Note that authorization is distinct from authentication, which is handled via certificates.
Once a host is authenticated, we need some way of knowing what services or aspects of services the host has access to. Current 0.24.x systems provide multiple configuration files that cover some of this, notably fileserver.conf. For arbitrary authorization, there is namespaceauth.conf.
We need something more generic that relies on our switch to REST, likely providing authorization against URIs, possibly with some kind of mapping to services.
E.g., we might have something like:
path / deny * path /file allow authenticated path /certificate allow unauthenticated path /file/$host deny * allow $host # or something like that
Clearly I haven’t exactly thought this all the way through.
The main thing we need is something mirrors our existing default authentication – defer to fileserver.conf for files, allow unauthenticated users to upload certificate requests and download certificates, and allow authenticated users to download catalogs.
It’d be nice to be able to fold fileserver.conf into this file eventually, I think, but I wouldn’t prioritize that.
Note that there are three fields to any authentication attempt: path/uri, authentication status, http verb. Any configuration file would need to be able to specify each of these in a given authorization specification.

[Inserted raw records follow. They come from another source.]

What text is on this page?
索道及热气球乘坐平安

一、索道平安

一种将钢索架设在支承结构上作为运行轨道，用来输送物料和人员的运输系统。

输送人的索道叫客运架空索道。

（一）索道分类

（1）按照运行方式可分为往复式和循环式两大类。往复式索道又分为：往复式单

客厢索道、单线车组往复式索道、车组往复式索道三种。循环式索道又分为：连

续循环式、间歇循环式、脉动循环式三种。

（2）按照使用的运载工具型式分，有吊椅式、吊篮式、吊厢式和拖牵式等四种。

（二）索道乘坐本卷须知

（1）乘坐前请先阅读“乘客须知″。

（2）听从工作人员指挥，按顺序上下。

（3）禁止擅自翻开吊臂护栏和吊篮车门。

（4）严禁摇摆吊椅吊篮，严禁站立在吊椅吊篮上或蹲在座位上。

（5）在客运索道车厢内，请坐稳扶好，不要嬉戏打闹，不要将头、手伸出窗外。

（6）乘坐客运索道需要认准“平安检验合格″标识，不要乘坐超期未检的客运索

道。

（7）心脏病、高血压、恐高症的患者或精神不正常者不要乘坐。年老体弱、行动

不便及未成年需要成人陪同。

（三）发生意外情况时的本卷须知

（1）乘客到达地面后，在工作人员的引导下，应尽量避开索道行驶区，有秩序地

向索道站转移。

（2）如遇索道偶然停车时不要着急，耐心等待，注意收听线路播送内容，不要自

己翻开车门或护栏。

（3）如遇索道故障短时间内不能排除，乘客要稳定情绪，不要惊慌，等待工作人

It’d be best of all if we could find someone else’s solution to this problem and crib from them.
Related issues
| related to Puppet - Feature #2178: Strict hostname checking should require matching the IP r... | Accepted | 04/21/2009 |
History
Updated by Luke Kanies over 1 year ago
- Assignee changed from Paul Nasrat to Brice Figureau
Brice has actually taken this over.
Updated by Luke Kanies over 1 year ago
- Status changed from Accepted to Ready for Testing
Sounds like this is almost ready, just a couple of small changes left.
Updated by Luke Kanies over 1 year ago
In testing this, I think that it makes more sense to have something like a default configuration for authenticated connections, and then a different default configuration for unauthenticated connections.
From what I can tell of the current configuration, any unauthenticated client can save certificates to the server, which I think is a pretty significant security hole. The only things that should be possible for unauth’d clients is to save CSRs and retrieve certificates.
Updated by Brice Figureau over 1 year ago
luke wrote:
In testing this, I think that it makes more sense to have something like a default configuration for authenticated connections, and then a different default configuration for unauthenticated connections.
From what I can tell of the current configuration, any unauthenticated client can save certificates to the server, which I think is a pretty significant security hole. The only things that should be possible for unauth’d clients is to save CSRs and retrieve certificates.
So your suggestion would be:
to be able to restrict an ACL to an authenticated or unauthenticated request in the auth.conf file
to let the unauthenticated case use the same code as the authenticated case
to have the default set of rule define rules for authenticated and unauthenticated cases
Is that right?
Updated by Brice Figureau over 1 year ago
luke wrote:
In testing this, I think that it makes more sense to have something like a default configuration for authenticated connections, and then a different default configuration for unauthenticated connections.
From what I can tell of the current configuration, any unauthenticated client can save certificates to the server, which I think is a pretty significant security hole. The only things that should be possible for unauth’d clients is to save CSRs and retrieve certificates.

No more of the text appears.